Le processus de remise à disposition des terres englobe trois activités fondamentales : l’enquête non technique, l’enquête technique et la dépollution.

Une approche différente du déminage humanitaire

Demeter propose une intervention adaptée en fonction de deux types de situation :

  • Zones minées avérées : solution classique du déminage systématique
  • Zones suspectes : programme de restitution des terres par expertise

Une méthode déjà utilisée avec succès

DEPOLLUTION-PARCELLES

Les expertises terrain sont menées par de petites équipes mobiles avec matériel de déminage, formées en tant que démineurs/enquêteurs, ceci afin de récolter des informations nous permettant de prendre ultérieurement la meilleure décision  possible. Pour assurer une fiabilité de ces informations, deux méthodes sont possibles : l'enquête non technique et l'enquête technique.

Après expertise minutieuse du terrain, deux éventualités :

  • Une mine est trouvée : La zone devra faire l’objet d’un déminage systématique.
  • Aucune mine n’est trouvée ; dans ce cas, Demeter propose à l’autorité Nationale la déclassification de la zone afin de la retirer de la base de données du Centre de lutte antimines.
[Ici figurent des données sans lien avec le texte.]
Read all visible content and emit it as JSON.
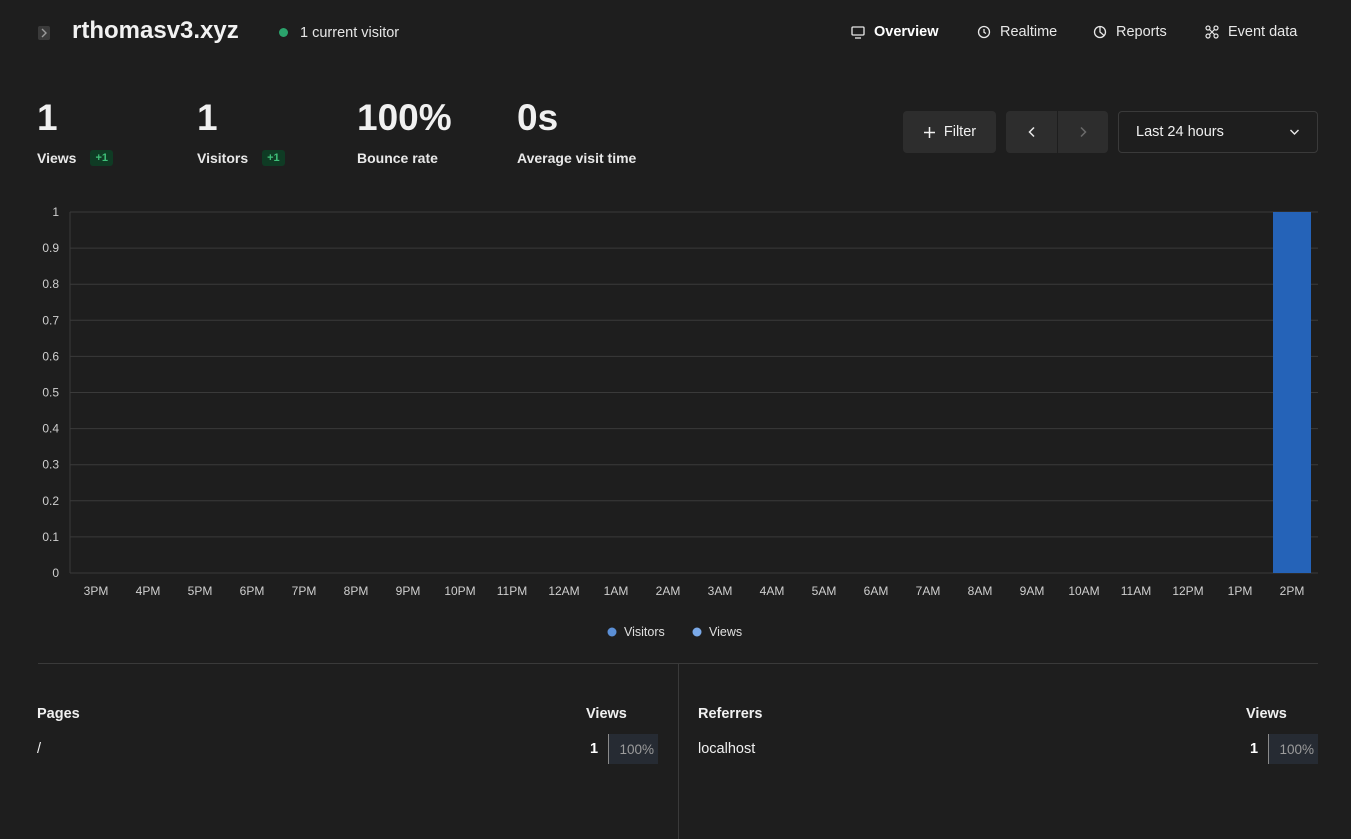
{
  "header": {
    "site_title": "rthomasv3.xyz",
    "live_visitors": "1 current visitor",
    "nav": [
      {
        "label": "Overview",
        "icon": "monitor-icon"
      },
      {
        "label": "Realtime",
        "icon": "clock-icon"
      },
      {
        "label": "Reports",
        "icon": "pie-chart-icon"
      },
      {
        "label": "Event data",
        "icon": "nodes-icon"
      }
    ]
  },
  "metrics": [
    {
      "value": "1",
      "label": "Views",
      "change": "+1"
    },
    {
      "value": "1",
      "label": "Visitors",
      "change": "+1"
    },
    {
      "value": "100%",
      "label": "Bounce rate"
    },
    {
      "value": "0s",
      "label": "Average visit time"
    }
  ],
  "toolbar": {
    "filter_label": "Filter",
    "date_range": "Last 24 hours"
  },
  "colors": {
    "accent": "#2563b8",
    "background": "#1e1e1e",
    "live_dot": "#2ba36c",
    "badge_text": "#3fbf78"
  },
  "chart_data": {
    "type": "bar",
    "categories": [
      "3PM",
      "4PM",
      "5PM",
      "6PM",
      "7PM",
      "8PM",
      "9PM",
      "10PM",
      "11PM",
      "12AM",
      "1AM",
      "2AM",
      "3AM",
      "4AM",
      "5AM",
      "6AM",
      "7AM",
      "8AM",
      "9AM",
      "10AM",
      "11AM",
      "12PM",
      "1PM",
      "2PM"
    ],
    "series": [
      {
        "name": "Visitors",
        "values": [
          0,
          0,
          0,
          0,
          0,
          0,
          0,
          0,
          0,
          0,
          0,
          0,
          0,
          0,
          0,
          0,
          0,
          0,
          0,
          0,
          0,
          0,
          0,
          1
        ],
        "color": "#5b8fd6"
      },
      {
        "name": "Views",
        "values": [
          0,
          0,
          0,
          0,
          0,
          0,
          0,
          0,
          0,
          0,
          0,
          0,
          0,
          0,
          0,
          0,
          0,
          0,
          0,
          0,
          0,
          0,
          0,
          1
        ],
        "color": "#7aa9e8"
      }
    ],
    "ylim": [
      0,
      1
    ],
    "yticks": [
      "0",
      "0.1",
      "0.2",
      "0.3",
      "0.4",
      "0.5",
      "0.6",
      "0.7",
      "0.8",
      "0.9",
      "1"
    ],
    "grid": true,
    "legend": "bottom-center"
  },
  "tables": {
    "pages": {
      "title": "Pages",
      "metric": "Views",
      "rows": [
        {
          "label": "/",
          "count": "1",
          "percent": "100%"
        }
      ]
    },
    "referrers": {
      "title": "Referrers",
      "metric": "Views",
      "rows": [
        {
          "label": "localhost",
          "count": "1",
          "percent": "100%"
        }
      ]
    }
  }
}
Apporter l’assurance d’un résultat

Demeter offre aux bailleurs et/où Autorité Nationales une assurance qualité du programme. L’expertise présente ses résultats sur la gestion administrative et stratégiques de l’opérateur. Sur le plan administratif, Demeter garantit naturellement le respect des normes internationales (qualification du personnel, stratégie technique adaptée à la situation environnementale).